Re: [PATCH 1/1] scsi: ufs: core: Fix task management completion timeout race

Adrian Hunter <adrian.hunter@xxxxxxxxx> · Thu, 14 Oct 2021 09:02:15 +0300

On 14/10/2021 07:14, Bart Van Assche wrote:
> On 10/13/21 08:01, Adrian Hunter wrote:
>> __ufshcd_issue_tm_cmd() clears req->end_io_data after timing out,
>> which races with the completion function ufshcd_tmc_handler() which
>> expects req->end_io_data to have a value.
>>
>> Note __ufshcd_issue_tm_cmd() and ufshcd_tmc_handler() are already
>> synchronized using hba->tmf_rqs and hba->outstanding_tasks under the
>> host_lock spinlock.
>>
>> It is also not necessary (nor typical) to clear req->end_io_data because
>> the block layer does it before allocating out requests e.g. via
>> blk_get_request().
>>
>> So fix by not clearing it.
>>
>> Fixes: f5ef336fd2e4c3 ("scsi: ufs: core: Fix task management completion")
>> Signed-off-by: Adrian Hunter <adrian.hunter@xxxxxxxxx>
>> ---
>>   drivers/scsi/ufs/ufshcd.c | 5 -----
>>   1 file changed, 5 deletions(-)
>>
>> diff --git a/drivers/scsi/ufs/ufshcd.c b/drivers/scsi/ufs/ufshcd.c
>> index 95be7ecdfe10..f34b3994d1aa 100644
>> --- a/drivers/scsi/ufs/ufshcd.c
>> +++ b/drivers/scsi/ufs/ufshcd.c
>> @@ -6550,11 +6550,6 @@ static int __ufshcd_issue_tm_cmd(struct ufs_hba *hba,
>>       err = wait_for_completion_io_timeout(&wait,
>>               msecs_to_jiffies(TM_CMD_TIMEOUT));
>>       if (!err) {
>> -        /*
>> -         * Make sure that ufshcd_compl_tm() does not trigger a
>> -         * use-after-free.
>> -         */
>> -        req->end_io_data = NULL;
>>           ufshcd_add_tm_upiu_trace(hba, task_tag, UFS_TM_ERR);
>>           dev_err(hba->dev, "%s: task management cmd 0x%.2x timed-out\n",
>>                   __func__, tm_function);
> 
> With this patch applied ufshcd_tmc_handler() can trigger a use-after-free of the stack memory used for the 'wait' completion.

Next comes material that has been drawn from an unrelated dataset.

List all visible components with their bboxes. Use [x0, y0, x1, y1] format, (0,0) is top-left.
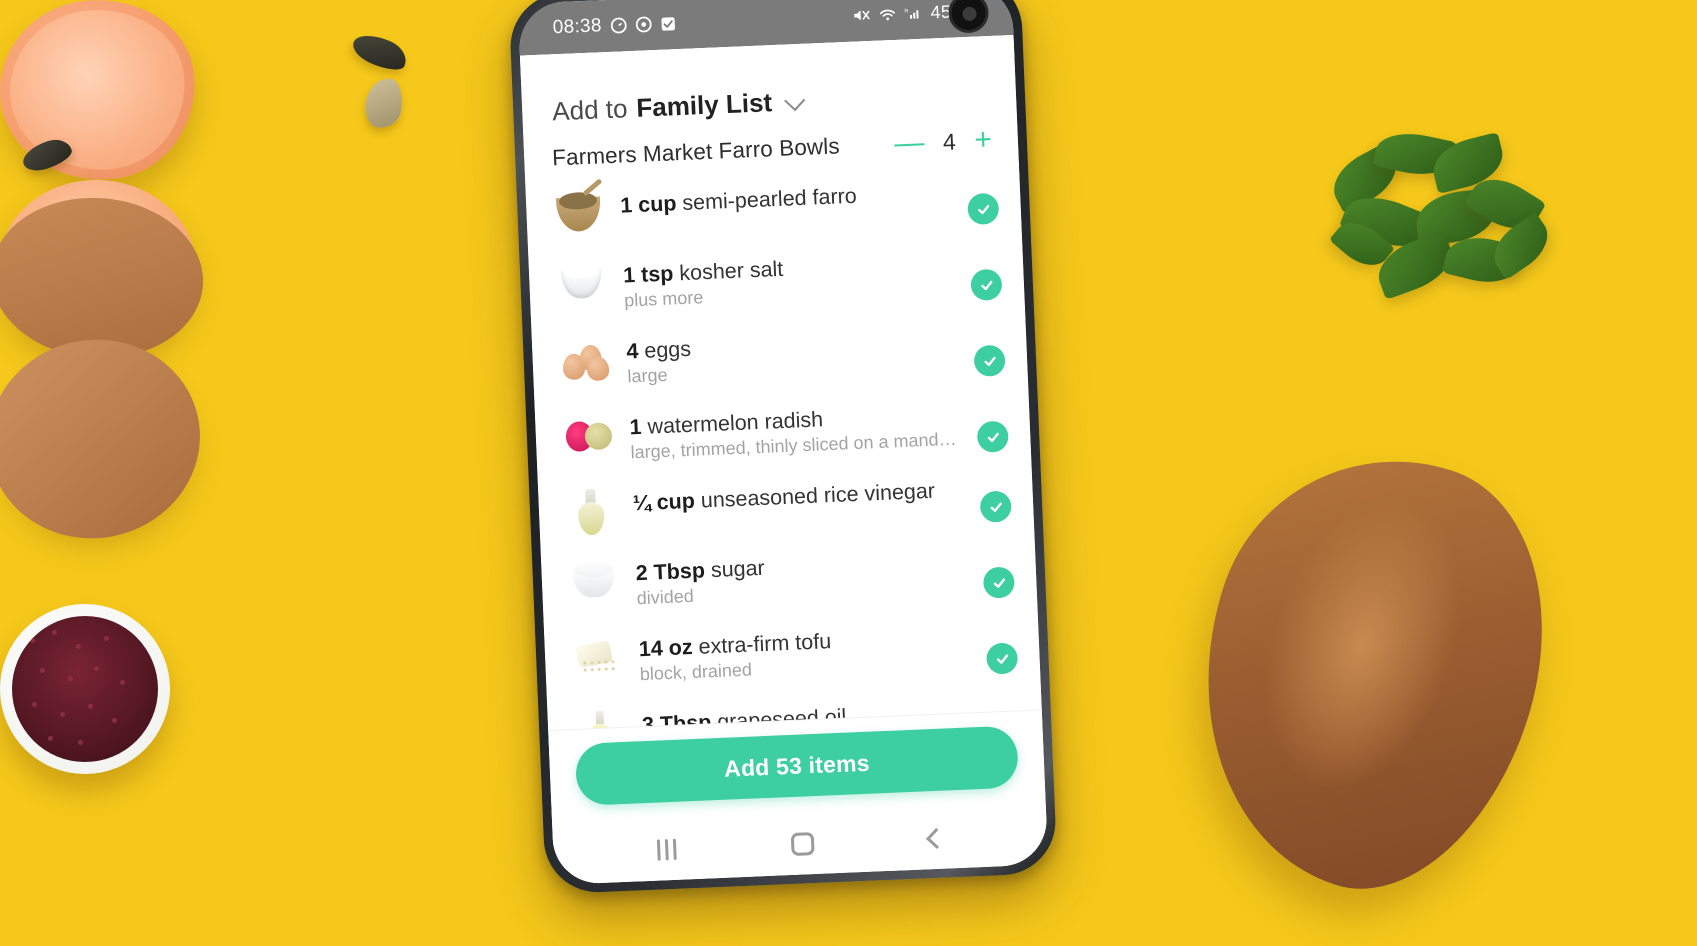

AFAICT that would only happen because blk_mq_tagset_busy_iter() is not synchronized with respect to blk_put_request().
But ufshcd_tmc_handler() does not use blk_mq_tagset_busy_iter() anymore, so that can't happen.

Wouldn't it be better to keep the code that clears req->end_io_data and to change complete(c) into if(c) complete(c) in ufshcd_tmc_handler()?

If that were needed, it would imply the synchronization was broken i.e. why are we referencing a request that has already been through blk_put_request()?